Hi,rookie question.
What is the difference between deep sequencing and shallow sequencing? Is it just the difference of coverage?
When do you apply deep/shallow sequencing?
Hi,rookie question.
What is the difference between deep sequencing and shallow sequencing? Is it just the difference of coverage?
When do you apply deep/shallow sequencing?
An interesting observation regarding the term "deep sequencing": if you search the Web or PubMed for that phrase, a clear and concise definition is not readily apparent.
It's an ugly and unhelpful term because it implies (incorrectly) that there are basically 2 types of sequencing: deep and shallow, without defining what is meant by either of them.
Yes, it is basically about coverage. But how much coverage counts as "deep"? 10x ? 25x ? 500x ? When we were using Sanger sequencing to sequence genomes, 10x might have been called "deep". Now with so called "next generation" technologies (another unhelpful term), anything from tens to hundreds might be called "deep".
My advice: the most important thing is that you understand the principles behind each kind of sequencing technology. Avoid the jargon and the meaningless buzz phrases; they are not helpful.
I believe shallow/deep usually refer to coverage. 30x coverage (for humans) is used as standard coverage. When sequence coverage is much higher than that it is 'deep sequencing' while 'shallow sequencing' would refer to lower coverage. When you pay for something to be sequenced, you pay for the # of lanes and you know each lane will give you about a certain number of base pairs so depending on how many lanes of sample you run you have a general idea what the coverage will be.

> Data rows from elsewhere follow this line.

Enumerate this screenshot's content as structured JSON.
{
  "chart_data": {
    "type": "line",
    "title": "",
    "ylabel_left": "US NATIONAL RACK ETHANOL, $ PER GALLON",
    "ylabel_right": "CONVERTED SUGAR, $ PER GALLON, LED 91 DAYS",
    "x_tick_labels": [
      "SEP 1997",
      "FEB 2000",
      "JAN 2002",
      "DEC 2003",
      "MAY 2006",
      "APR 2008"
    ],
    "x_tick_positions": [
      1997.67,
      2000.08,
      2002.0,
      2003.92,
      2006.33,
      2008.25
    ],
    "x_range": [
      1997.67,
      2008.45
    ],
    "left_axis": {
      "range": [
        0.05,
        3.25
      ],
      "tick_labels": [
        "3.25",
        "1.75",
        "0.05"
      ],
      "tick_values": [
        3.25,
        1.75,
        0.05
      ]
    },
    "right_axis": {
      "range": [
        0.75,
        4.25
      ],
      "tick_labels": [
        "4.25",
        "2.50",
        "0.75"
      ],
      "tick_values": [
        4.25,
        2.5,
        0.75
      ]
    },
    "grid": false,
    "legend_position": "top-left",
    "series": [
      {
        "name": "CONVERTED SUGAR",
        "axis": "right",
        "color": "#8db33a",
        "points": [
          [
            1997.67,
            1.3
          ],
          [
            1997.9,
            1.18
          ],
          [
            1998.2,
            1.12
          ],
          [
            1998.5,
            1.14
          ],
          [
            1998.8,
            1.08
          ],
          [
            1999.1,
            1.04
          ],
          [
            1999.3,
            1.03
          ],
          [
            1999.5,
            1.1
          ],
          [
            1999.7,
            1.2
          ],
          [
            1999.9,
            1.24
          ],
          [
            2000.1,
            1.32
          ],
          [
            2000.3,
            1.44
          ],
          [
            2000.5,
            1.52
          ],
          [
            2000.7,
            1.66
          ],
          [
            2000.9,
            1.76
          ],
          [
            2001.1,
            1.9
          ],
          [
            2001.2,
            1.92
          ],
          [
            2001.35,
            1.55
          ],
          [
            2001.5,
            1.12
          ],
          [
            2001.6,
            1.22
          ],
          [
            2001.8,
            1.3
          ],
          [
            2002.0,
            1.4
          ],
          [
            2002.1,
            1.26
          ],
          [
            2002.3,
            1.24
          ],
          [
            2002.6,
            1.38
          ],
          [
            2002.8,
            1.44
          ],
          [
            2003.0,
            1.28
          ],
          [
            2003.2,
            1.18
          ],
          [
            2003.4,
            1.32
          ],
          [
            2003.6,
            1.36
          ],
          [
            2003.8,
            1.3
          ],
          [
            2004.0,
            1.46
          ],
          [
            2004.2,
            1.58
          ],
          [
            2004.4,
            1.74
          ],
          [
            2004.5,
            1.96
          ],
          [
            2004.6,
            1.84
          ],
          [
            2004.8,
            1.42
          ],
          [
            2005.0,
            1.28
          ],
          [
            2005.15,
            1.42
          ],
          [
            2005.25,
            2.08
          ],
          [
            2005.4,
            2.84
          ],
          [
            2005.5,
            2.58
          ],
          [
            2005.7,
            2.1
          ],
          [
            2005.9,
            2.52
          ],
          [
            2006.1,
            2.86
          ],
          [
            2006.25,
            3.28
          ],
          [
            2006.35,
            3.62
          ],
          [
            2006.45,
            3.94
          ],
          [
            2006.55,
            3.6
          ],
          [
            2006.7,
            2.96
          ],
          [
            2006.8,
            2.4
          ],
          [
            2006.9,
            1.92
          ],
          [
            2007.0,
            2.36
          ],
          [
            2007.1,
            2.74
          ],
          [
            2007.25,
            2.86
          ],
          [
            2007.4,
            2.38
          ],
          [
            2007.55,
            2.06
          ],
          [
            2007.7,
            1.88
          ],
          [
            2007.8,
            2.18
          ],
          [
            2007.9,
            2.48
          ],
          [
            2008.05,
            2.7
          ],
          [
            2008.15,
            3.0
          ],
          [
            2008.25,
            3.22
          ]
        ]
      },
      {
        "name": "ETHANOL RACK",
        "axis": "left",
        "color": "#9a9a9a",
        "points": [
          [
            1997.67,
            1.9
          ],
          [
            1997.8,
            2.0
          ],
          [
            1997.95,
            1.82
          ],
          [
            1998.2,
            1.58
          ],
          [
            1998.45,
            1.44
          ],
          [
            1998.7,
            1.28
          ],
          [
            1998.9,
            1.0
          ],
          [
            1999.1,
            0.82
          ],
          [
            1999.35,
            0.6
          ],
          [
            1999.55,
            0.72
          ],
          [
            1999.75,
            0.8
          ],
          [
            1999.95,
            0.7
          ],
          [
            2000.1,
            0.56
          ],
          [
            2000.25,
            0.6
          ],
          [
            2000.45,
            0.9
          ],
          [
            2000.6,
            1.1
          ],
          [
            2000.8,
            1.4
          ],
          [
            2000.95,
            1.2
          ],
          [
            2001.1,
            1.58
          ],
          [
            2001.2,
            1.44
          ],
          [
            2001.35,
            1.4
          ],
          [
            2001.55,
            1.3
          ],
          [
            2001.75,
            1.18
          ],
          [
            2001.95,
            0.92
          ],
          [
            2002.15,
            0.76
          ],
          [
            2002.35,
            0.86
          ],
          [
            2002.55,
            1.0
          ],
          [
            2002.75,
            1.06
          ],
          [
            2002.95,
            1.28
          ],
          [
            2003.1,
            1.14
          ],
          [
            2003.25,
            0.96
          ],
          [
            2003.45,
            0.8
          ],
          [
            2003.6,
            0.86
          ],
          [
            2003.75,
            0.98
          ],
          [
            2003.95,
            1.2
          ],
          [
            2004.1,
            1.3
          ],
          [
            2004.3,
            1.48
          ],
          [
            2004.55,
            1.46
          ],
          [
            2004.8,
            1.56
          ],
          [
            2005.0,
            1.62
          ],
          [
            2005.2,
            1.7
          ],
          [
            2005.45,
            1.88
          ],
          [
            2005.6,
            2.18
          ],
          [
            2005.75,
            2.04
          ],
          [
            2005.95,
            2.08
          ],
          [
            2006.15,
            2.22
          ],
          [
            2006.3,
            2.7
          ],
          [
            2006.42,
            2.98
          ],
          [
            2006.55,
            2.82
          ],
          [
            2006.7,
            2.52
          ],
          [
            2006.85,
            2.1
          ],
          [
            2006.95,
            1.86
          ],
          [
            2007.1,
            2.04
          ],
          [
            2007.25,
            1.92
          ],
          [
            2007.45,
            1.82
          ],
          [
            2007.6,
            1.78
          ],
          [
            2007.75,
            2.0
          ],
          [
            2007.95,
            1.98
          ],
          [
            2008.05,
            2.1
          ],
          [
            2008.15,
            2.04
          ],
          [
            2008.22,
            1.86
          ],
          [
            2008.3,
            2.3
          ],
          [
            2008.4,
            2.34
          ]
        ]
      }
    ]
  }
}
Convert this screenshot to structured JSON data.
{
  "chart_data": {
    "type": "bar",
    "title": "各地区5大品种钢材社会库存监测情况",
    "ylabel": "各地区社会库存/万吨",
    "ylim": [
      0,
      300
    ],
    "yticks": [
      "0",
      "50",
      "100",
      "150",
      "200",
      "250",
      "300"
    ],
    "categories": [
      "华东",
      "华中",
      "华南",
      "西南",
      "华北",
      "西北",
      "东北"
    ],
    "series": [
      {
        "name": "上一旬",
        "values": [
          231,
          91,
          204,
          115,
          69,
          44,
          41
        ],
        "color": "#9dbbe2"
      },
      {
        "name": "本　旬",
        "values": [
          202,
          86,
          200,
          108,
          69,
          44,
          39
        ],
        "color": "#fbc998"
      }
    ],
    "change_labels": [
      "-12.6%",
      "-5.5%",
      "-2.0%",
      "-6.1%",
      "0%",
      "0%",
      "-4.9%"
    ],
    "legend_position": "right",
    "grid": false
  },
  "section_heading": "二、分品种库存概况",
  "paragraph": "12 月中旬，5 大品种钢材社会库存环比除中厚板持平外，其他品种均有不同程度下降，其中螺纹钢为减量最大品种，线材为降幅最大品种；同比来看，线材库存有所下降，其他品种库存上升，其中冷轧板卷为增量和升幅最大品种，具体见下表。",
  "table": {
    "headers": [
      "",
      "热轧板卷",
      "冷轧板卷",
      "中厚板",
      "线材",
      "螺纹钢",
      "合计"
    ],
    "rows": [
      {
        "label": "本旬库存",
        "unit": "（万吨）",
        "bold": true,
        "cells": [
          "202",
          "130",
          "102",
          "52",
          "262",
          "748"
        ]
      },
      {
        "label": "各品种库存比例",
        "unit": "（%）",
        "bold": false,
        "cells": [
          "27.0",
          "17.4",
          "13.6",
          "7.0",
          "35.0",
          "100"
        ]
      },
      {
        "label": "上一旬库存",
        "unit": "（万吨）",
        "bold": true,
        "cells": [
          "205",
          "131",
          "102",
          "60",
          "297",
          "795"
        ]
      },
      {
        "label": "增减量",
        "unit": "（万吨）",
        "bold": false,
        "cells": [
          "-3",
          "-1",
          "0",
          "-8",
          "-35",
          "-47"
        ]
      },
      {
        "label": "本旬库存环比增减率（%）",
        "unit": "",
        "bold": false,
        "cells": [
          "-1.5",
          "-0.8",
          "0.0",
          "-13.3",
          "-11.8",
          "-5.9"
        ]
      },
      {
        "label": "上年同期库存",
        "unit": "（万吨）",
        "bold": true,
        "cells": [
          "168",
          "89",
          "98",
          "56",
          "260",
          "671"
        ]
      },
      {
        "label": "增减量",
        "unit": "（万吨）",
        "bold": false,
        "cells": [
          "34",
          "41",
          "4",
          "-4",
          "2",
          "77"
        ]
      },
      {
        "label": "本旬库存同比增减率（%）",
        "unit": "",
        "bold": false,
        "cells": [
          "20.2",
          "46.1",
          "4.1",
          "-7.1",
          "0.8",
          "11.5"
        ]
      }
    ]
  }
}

These terms are also \used for different sequencing technologies. Short read sequencers (ex. illumina) you can get high coverage easily while it is much harder to get high coverage from long read sequencing technologies (ex pac bio).
To determine copy number variation, it is enough to do "shallow" whole genome sequencing, at 0.1-0.2X coverage.
To confidently call mutation in heterogenous population of cells, for example in cancer, you might want to go for "deeper" coverage, at 80X or higher.
For relatively homogenous cells such as your blood, people go for 40 to 50X.